Betapa susahnya engkau berusaha melihat diri mu sendiri.
Seperti susahnya aku melihat diriku sendiri.
Kau selalu menatapku tajam penuh nafsu.
Seperti aku pun penuh nafsu dan gairah jika melihat dirimu.
Lihatlah semua terjadi seperti adanya
Tapi kau mengatakan semunya berubah
Ketika aku berdiri ditempat mu aku pun merasakan dan menyaksikan sebuah perubahan,
Dan ketika kau berada di tempat ku, kau pun mengatakan tak ada yang berubah.
Ini aneh, ini ajaib. Ini tak ku mengerti.
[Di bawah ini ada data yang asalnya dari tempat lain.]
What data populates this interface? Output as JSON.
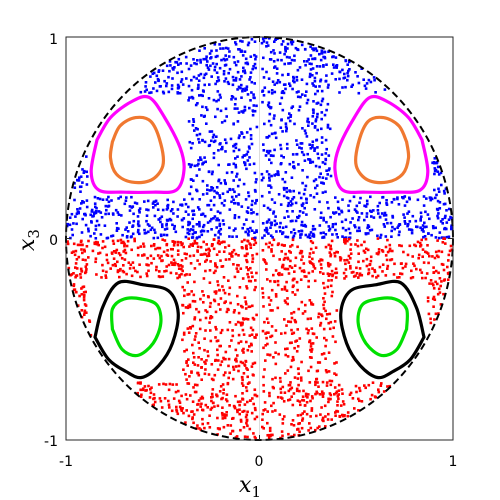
{
  "chart_data": {
    "type": "scatter",
    "title": "",
    "xlabel_var": "x",
    "xlabel_sub": "1",
    "ylabel_var": "x",
    "ylabel_sub": "3",
    "xlim": [
      -1,
      1
    ],
    "ylim": [
      -1,
      1
    ],
    "x_ticks": [
      "-1",
      "0",
      "1"
    ],
    "y_ticks": [
      "1",
      "0",
      "-1"
    ],
    "x_tick_values": [
      -1,
      0,
      1
    ],
    "y_tick_values": [
      1,
      0,
      -1
    ],
    "grid": false,
    "boundary": {
      "shape": "circle",
      "radius": 1,
      "style": "dashed",
      "color": "#000000"
    },
    "scatter_regions": [
      {
        "region": "upper",
        "y_range": [
          0,
          1
        ],
        "color": "#0000ff"
      },
      {
        "region": "lower",
        "y_range": [
          -1,
          0
        ],
        "color": "#ff0000"
      }
    ],
    "curves": [
      {
        "color": "#ff00ff",
        "points": [
          [
            -0.84,
            0.49
          ],
          [
            -0.77,
            0.6
          ],
          [
            -0.66,
            0.68
          ],
          [
            -0.57,
            0.7
          ],
          [
            -0.49,
            0.6
          ],
          [
            -0.41,
            0.45
          ],
          [
            -0.39,
            0.34
          ],
          [
            -0.43,
            0.24
          ],
          [
            -0.55,
            0.23
          ],
          [
            -0.7,
            0.23
          ],
          [
            -0.83,
            0.24
          ],
          [
            -0.87,
            0.33
          ],
          [
            -0.84,
            0.49
          ]
        ]
      },
      {
        "color": "#ff00ff",
        "points": [
          [
            0.84,
            0.49
          ],
          [
            0.77,
            0.6
          ],
          [
            0.66,
            0.68
          ],
          [
            0.57,
            0.7
          ],
          [
            0.49,
            0.6
          ],
          [
            0.41,
            0.45
          ],
          [
            0.39,
            0.34
          ],
          [
            0.43,
            0.24
          ],
          [
            0.55,
            0.23
          ],
          [
            0.7,
            0.23
          ],
          [
            0.83,
            0.24
          ],
          [
            0.87,
            0.33
          ],
          [
            0.84,
            0.49
          ]
        ]
      },
      {
        "color": "#f07830",
        "points": [
          [
            -0.76,
            0.48
          ],
          [
            -0.72,
            0.56
          ],
          [
            -0.64,
            0.6
          ],
          [
            -0.56,
            0.58
          ],
          [
            -0.51,
            0.47
          ],
          [
            -0.5,
            0.36
          ],
          [
            -0.56,
            0.29
          ],
          [
            -0.66,
            0.28
          ],
          [
            -0.74,
            0.32
          ],
          [
            -0.77,
            0.4
          ],
          [
            -0.76,
            0.48
          ]
        ]
      },
      {
        "color": "#f07830",
        "points": [
          [
            0.76,
            0.48
          ],
          [
            0.72,
            0.56
          ],
          [
            0.64,
            0.6
          ],
          [
            0.56,
            0.58
          ],
          [
            0.51,
            0.47
          ],
          [
            0.5,
            0.36
          ],
          [
            0.56,
            0.29
          ],
          [
            0.66,
            0.28
          ],
          [
            0.74,
            0.32
          ],
          [
            0.77,
            0.4
          ],
          [
            0.76,
            0.48
          ]
        ]
      },
      {
        "color": "#000000",
        "points": [
          [
            -0.85,
            -0.49
          ],
          [
            -0.81,
            -0.34
          ],
          [
            -0.73,
            -0.22
          ],
          [
            -0.6,
            -0.23
          ],
          [
            -0.47,
            -0.26
          ],
          [
            -0.42,
            -0.37
          ],
          [
            -0.45,
            -0.52
          ],
          [
            -0.52,
            -0.63
          ],
          [
            -0.61,
            -0.69
          ],
          [
            -0.69,
            -0.66
          ],
          [
            -0.78,
            -0.6
          ],
          [
            -0.85,
            -0.49
          ]
        ]
      },
      {
        "color": "#000000",
        "points": [
          [
            0.85,
            -0.49
          ],
          [
            0.81,
            -0.34
          ],
          [
            0.73,
            -0.22
          ],
          [
            0.6,
            -0.23
          ],
          [
            0.47,
            -0.26
          ],
          [
            0.42,
            -0.37
          ],
          [
            0.45,
            -0.52
          ],
          [
            0.52,
            -0.63
          ],
          [
            0.61,
            -0.69
          ],
          [
            0.69,
            -0.66
          ],
          [
            0.78,
            -0.6
          ],
          [
            0.85,
            -0.49
          ]
        ]
      },
      {
        "color": "#00e000",
        "points": [
          [
            -0.76,
            -0.45
          ],
          [
            -0.76,
            -0.35
          ],
          [
            -0.7,
            -0.3
          ],
          [
            -0.61,
            -0.3
          ],
          [
            -0.53,
            -0.33
          ],
          [
            -0.51,
            -0.42
          ],
          [
            -0.55,
            -0.52
          ],
          [
            -0.63,
            -0.58
          ],
          [
            -0.71,
            -0.55
          ],
          [
            -0.76,
            -0.45
          ]
        ]
      },
      {
        "color": "#00e000",
        "points": [
          [
            0.76,
            -0.45
          ],
          [
            0.76,
            -0.35
          ],
          [
            0.7,
            -0.3
          ],
          [
            0.61,
            -0.3
          ],
          [
            0.53,
            -0.33
          ],
          [
            0.51,
            -0.42
          ],
          [
            0.55,
            -0.52
          ],
          [
            0.63,
            -0.58
          ],
          [
            0.71,
            -0.55
          ],
          [
            0.76,
            -0.45
          ]
        ]
      }
    ]
  }
}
Aku sungguh-sungguh dungu!
Berjalan dengan telapak kaki penuh luka, berdiri dengan kaki yang kerempeng, menganga dengan bibir kering terkelupas, berpikir dengan kekosongan.
Berjaln dengan kaki terbungkus sepatu, berdiri dengan balutan celana dengan jejak garis setrika, tersenyum dengan bibir yang manis, berpikir dengan susunan yang teratur atau jangan-jangan telah diatur.
Semuanya dengan bentuk kedunguanya masing-masing, tetapi tak ada satupun yang merasa dirinya dungu, mereka mengatakan orang lain lebih dungu dari dir mereka sendiri
Memang kadang kita tidak bisa melihat dan memahami semuanya dari posisi dimana kita berdiri, bahkan untuk memahami diri sendiri aja terkadang kita tak mampu.